In today’s Venezuela, to be a rightist is out of fashion. The streets of Caracas are lined with posters showing the face of the businessman and political leader Henrique Capriles, the opposition candidate for the presidency. In one picture he appears with a baseball cap featuring the colours of the country’s flag and an open smile, as if to advertise some toothpaste. Above it, a legend says: “Below and left.” “Below and left” is one of the possible places in the ballot card where voters can mark their choice, but it is something else too: the political space that Capriles seeks to fill to surmount his disadvantage against Hugo Chávez. Throughout the campaign, Capriles – a rightist businessman – has presented himself as a progressive man, a politician who tries to recover Chávez’s discourse from the opposite side of the street. Recently he has sought to reinforce this image by purporting to be a defender of the working class.

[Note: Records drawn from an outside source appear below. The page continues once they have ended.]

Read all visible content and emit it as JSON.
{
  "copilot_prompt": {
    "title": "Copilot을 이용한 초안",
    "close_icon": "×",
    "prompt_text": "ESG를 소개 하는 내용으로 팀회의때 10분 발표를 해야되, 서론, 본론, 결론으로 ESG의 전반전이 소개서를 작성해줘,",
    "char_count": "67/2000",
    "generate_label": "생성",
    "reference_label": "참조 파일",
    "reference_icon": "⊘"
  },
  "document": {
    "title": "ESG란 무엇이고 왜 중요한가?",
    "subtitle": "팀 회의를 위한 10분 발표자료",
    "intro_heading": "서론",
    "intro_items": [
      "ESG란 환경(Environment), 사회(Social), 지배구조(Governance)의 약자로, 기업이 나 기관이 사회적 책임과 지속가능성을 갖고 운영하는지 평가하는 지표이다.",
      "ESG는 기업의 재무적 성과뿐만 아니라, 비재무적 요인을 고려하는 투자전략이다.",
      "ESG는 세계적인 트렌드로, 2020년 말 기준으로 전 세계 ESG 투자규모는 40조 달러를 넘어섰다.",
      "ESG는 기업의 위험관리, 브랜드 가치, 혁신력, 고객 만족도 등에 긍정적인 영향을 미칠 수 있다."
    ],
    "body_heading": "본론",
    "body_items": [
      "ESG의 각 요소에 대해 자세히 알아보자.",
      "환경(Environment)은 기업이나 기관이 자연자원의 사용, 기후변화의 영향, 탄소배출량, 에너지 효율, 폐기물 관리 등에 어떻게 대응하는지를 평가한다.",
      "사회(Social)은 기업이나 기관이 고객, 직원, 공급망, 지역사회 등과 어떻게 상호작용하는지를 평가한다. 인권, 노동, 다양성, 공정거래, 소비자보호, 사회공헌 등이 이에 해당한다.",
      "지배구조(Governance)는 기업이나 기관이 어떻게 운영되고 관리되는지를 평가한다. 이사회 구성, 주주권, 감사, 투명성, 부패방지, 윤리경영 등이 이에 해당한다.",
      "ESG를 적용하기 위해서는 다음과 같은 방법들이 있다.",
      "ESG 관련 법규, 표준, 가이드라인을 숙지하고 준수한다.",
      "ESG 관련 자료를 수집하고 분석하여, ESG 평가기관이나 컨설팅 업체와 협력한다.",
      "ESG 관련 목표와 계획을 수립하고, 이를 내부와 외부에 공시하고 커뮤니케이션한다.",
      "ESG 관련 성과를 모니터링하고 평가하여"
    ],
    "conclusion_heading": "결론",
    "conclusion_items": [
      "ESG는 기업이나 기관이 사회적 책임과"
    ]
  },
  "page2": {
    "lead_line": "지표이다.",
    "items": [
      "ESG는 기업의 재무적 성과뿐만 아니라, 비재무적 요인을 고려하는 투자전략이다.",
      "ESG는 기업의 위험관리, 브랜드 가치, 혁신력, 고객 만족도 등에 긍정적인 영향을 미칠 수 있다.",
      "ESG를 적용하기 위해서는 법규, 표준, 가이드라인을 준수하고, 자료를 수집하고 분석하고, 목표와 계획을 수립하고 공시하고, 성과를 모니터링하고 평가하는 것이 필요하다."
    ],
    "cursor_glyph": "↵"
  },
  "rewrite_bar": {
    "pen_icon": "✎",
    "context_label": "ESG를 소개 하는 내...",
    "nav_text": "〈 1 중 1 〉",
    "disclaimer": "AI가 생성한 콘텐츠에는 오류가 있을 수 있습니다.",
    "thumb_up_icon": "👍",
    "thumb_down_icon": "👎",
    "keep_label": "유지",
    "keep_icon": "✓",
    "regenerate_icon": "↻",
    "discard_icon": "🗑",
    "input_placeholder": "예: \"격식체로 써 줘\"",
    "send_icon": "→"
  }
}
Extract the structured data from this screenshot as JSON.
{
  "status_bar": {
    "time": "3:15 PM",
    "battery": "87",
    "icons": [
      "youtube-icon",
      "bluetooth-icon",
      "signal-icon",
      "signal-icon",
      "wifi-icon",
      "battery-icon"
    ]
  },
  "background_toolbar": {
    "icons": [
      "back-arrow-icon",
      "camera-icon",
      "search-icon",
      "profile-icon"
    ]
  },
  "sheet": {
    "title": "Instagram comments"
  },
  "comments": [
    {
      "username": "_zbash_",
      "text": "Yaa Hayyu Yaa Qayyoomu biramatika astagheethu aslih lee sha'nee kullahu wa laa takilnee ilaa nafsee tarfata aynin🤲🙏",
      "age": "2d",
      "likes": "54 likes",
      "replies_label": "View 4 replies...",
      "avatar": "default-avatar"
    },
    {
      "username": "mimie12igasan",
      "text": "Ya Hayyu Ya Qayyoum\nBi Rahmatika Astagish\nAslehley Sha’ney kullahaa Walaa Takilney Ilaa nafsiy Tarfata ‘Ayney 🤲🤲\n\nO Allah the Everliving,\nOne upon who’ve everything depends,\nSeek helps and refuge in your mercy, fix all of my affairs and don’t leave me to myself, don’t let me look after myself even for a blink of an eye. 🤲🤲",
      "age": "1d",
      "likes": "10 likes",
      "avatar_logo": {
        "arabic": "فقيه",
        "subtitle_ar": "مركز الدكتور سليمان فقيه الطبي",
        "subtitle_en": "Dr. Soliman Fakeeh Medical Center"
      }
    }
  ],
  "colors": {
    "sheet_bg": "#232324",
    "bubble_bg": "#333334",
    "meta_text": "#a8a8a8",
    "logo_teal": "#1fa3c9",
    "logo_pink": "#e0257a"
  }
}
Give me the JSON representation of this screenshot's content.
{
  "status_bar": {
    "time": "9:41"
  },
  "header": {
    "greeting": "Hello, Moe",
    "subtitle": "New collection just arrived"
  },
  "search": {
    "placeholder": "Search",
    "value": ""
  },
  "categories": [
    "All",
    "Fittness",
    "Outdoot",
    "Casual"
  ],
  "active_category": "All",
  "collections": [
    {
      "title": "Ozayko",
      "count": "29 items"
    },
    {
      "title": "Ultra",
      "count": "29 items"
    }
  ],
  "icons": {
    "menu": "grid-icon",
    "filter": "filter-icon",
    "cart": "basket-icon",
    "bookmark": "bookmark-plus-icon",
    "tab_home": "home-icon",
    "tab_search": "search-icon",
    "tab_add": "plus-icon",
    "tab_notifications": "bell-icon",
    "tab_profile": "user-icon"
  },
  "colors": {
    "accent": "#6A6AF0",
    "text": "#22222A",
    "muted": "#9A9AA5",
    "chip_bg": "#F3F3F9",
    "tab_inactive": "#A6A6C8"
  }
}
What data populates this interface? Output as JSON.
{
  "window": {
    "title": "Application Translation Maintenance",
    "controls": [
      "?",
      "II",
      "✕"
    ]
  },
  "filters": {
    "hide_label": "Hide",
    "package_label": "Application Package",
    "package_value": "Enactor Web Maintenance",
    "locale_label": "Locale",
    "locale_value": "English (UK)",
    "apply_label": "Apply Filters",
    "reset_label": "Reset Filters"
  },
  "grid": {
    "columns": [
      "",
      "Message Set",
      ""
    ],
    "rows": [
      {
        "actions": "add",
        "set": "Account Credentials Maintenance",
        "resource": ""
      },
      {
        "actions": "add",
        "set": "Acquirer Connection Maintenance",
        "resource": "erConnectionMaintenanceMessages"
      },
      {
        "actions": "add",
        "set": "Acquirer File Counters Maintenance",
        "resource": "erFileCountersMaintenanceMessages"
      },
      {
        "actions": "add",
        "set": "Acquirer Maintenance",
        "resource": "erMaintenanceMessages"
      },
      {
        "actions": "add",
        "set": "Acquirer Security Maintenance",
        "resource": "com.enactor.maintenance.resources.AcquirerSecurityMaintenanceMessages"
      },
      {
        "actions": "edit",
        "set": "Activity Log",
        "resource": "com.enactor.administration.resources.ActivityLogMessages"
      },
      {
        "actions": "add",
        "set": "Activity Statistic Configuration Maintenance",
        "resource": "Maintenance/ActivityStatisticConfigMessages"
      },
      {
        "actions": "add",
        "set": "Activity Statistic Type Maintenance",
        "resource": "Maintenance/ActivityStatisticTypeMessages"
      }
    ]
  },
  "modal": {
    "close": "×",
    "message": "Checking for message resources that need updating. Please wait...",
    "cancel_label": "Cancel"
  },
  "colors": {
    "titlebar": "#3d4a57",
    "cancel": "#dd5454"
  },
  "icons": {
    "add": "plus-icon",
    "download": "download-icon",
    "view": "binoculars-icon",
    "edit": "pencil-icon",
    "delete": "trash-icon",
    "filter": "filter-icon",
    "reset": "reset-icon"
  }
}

Paradoxically, for the first time in a long while, the Venezuelan bourgeoisie has a candidate true to his class. He was born in the bosom of two families who own communications media. His adversaries accuse him of belonging to the ultra-rightist group Tradición, Familia y Propiedad (Tradition, Family and Property). He took an active part in the coup against Chávez in 2002.
This sort of political transvestism, with the right posing as a progressive force, is not gratuitous. As is shown in several opinion polls, Venezuela has given birth to a new political culture where the socialist ideal is widely accepted. Half the population agrees with the idea of building a socialist country, against 29% who oppose it. Citizens associate socialism with values such as democracy, equal opportunities, social inclusion, solidarity, co-operation, organisation, participation and, recently, efficiency.